Once we have determined in T205762 what other schemas we want use, we need to dig deeper to make sure that the business logic for them will allow us to use them. In particular:
- Are they still running and active?
- Do they have sampling logic that does not record 100% of events for Czech and Korean Wikipedias?
- Are they keyed on IDs that will allow us to join them in?
* Do they have timestamps that we can use for analysis? (Yes, all of them do.)

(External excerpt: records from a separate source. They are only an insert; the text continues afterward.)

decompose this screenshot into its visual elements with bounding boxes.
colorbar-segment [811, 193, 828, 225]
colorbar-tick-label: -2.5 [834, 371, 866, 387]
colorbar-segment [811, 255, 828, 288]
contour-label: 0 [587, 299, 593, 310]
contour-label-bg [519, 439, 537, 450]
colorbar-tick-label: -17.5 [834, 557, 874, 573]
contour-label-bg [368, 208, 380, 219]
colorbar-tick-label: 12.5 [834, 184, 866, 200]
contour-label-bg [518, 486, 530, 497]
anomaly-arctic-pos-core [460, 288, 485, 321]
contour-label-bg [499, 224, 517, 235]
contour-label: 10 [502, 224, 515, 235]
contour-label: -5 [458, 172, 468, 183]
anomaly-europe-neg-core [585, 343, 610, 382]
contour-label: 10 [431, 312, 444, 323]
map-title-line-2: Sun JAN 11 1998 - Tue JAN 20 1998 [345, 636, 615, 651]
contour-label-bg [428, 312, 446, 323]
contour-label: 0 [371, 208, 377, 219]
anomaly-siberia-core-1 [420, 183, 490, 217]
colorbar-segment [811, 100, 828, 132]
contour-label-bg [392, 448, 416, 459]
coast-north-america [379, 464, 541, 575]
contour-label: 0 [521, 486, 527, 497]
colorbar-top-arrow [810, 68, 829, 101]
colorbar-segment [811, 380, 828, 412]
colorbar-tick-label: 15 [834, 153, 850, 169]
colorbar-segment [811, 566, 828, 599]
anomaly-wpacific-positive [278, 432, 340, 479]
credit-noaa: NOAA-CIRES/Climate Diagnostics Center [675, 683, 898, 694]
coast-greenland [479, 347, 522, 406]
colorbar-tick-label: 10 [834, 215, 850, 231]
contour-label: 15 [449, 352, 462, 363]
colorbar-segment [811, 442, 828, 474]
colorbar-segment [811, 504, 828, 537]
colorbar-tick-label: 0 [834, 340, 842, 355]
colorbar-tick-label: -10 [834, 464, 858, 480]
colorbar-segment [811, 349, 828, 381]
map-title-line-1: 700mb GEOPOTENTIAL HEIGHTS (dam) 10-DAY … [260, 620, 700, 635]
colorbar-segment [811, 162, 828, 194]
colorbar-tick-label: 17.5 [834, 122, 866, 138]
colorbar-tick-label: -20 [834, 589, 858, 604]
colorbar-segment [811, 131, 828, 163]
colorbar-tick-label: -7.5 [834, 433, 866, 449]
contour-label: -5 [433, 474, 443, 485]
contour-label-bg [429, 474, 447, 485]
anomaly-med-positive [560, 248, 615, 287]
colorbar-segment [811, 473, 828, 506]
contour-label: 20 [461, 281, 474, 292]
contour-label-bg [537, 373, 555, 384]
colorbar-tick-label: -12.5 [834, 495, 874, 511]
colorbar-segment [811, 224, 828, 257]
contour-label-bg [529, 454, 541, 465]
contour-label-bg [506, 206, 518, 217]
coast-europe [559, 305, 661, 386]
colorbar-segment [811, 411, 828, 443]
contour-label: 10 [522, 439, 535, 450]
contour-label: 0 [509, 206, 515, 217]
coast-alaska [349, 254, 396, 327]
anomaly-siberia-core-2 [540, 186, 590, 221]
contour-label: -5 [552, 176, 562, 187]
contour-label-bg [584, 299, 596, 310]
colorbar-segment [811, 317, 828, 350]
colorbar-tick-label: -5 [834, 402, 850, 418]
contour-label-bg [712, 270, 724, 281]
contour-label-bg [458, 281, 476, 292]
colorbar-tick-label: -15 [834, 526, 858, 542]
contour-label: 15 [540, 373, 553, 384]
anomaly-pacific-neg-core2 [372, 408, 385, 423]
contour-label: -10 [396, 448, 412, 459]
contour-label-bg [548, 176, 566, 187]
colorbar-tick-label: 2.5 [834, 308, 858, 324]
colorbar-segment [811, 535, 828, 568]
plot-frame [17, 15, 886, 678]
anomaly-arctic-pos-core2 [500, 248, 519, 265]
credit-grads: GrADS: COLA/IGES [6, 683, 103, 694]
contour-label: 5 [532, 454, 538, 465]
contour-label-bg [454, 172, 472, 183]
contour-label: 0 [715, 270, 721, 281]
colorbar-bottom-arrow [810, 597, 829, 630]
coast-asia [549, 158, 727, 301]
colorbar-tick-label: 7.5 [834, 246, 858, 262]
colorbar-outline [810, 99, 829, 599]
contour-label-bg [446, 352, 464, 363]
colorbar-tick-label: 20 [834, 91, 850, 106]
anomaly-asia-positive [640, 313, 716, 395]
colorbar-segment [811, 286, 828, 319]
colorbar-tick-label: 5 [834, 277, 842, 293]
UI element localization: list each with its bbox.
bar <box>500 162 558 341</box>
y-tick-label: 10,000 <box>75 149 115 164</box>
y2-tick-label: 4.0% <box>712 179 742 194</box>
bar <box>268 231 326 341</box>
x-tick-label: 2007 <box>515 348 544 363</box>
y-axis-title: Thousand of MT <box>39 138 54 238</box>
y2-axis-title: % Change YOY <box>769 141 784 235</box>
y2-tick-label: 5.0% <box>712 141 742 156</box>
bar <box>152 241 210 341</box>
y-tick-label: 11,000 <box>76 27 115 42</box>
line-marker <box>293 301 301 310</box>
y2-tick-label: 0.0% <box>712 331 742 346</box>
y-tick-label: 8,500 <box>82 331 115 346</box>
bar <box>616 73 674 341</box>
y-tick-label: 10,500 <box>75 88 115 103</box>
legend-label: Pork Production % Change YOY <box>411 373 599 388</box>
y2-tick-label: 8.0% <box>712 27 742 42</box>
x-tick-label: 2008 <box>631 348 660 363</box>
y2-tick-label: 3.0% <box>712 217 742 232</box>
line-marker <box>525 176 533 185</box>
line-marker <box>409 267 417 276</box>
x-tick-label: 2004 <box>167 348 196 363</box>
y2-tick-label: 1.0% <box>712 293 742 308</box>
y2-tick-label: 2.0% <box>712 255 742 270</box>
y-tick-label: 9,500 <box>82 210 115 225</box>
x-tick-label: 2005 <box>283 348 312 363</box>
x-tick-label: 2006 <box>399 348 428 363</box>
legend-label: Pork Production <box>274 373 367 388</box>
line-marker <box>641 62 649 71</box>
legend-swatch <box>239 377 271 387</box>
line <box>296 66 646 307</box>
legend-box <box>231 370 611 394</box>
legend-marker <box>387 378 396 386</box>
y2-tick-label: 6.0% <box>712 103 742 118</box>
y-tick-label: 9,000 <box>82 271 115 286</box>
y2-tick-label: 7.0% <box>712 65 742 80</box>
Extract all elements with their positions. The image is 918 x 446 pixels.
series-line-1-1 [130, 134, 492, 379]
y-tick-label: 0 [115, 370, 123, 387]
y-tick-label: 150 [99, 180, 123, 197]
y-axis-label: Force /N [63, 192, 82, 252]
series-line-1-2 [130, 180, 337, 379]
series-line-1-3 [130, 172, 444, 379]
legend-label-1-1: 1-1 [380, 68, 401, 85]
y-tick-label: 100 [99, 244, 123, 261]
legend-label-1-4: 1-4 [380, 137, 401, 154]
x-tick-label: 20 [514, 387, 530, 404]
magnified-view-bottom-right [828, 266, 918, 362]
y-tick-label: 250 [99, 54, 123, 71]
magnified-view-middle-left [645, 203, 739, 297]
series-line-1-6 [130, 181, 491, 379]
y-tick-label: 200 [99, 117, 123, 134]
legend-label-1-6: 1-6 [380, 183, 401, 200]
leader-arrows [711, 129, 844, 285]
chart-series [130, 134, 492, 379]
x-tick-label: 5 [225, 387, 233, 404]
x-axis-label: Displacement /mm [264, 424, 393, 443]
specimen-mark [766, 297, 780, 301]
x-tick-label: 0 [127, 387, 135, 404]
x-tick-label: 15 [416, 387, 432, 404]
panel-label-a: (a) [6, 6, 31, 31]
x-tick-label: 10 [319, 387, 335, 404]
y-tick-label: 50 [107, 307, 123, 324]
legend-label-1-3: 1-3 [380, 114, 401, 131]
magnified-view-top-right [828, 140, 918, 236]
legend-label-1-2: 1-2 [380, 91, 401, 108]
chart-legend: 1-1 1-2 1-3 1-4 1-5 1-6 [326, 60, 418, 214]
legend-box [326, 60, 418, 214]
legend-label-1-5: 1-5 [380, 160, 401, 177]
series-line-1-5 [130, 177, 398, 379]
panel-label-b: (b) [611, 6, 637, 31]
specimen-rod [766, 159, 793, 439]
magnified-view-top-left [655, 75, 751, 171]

- Are they writing to Hive? We learned that not all schemas are writing to Hive, which has to do with the differences in MariaDB and Hive column names and datatypes. We will need to reconcile or work around this
Here are those questions as a table to fill in like a checklist:
|Echo||No (see notes)||N/A||recipientUserId||100%|
|Edit||Yes||No (see notes)||user.id (see notes)||6.25%, but soon to be configurable to 100%|
|GettingStartedRedirectImpression||Yes||Yes||userId||100% of logged-in users, nothing from anonymous users|
|ServerSideAccountCreation||Yes||Yes||userId||100% in theory, but note "There is no guarantee this will be called in a successful account creation process"|
- Echo schema: the echo_event and echo_notification tables in MW can get us data we need.
- Edit schema: not currently in Hive, but we are working on that in T202348. The user.id field will then be renamed.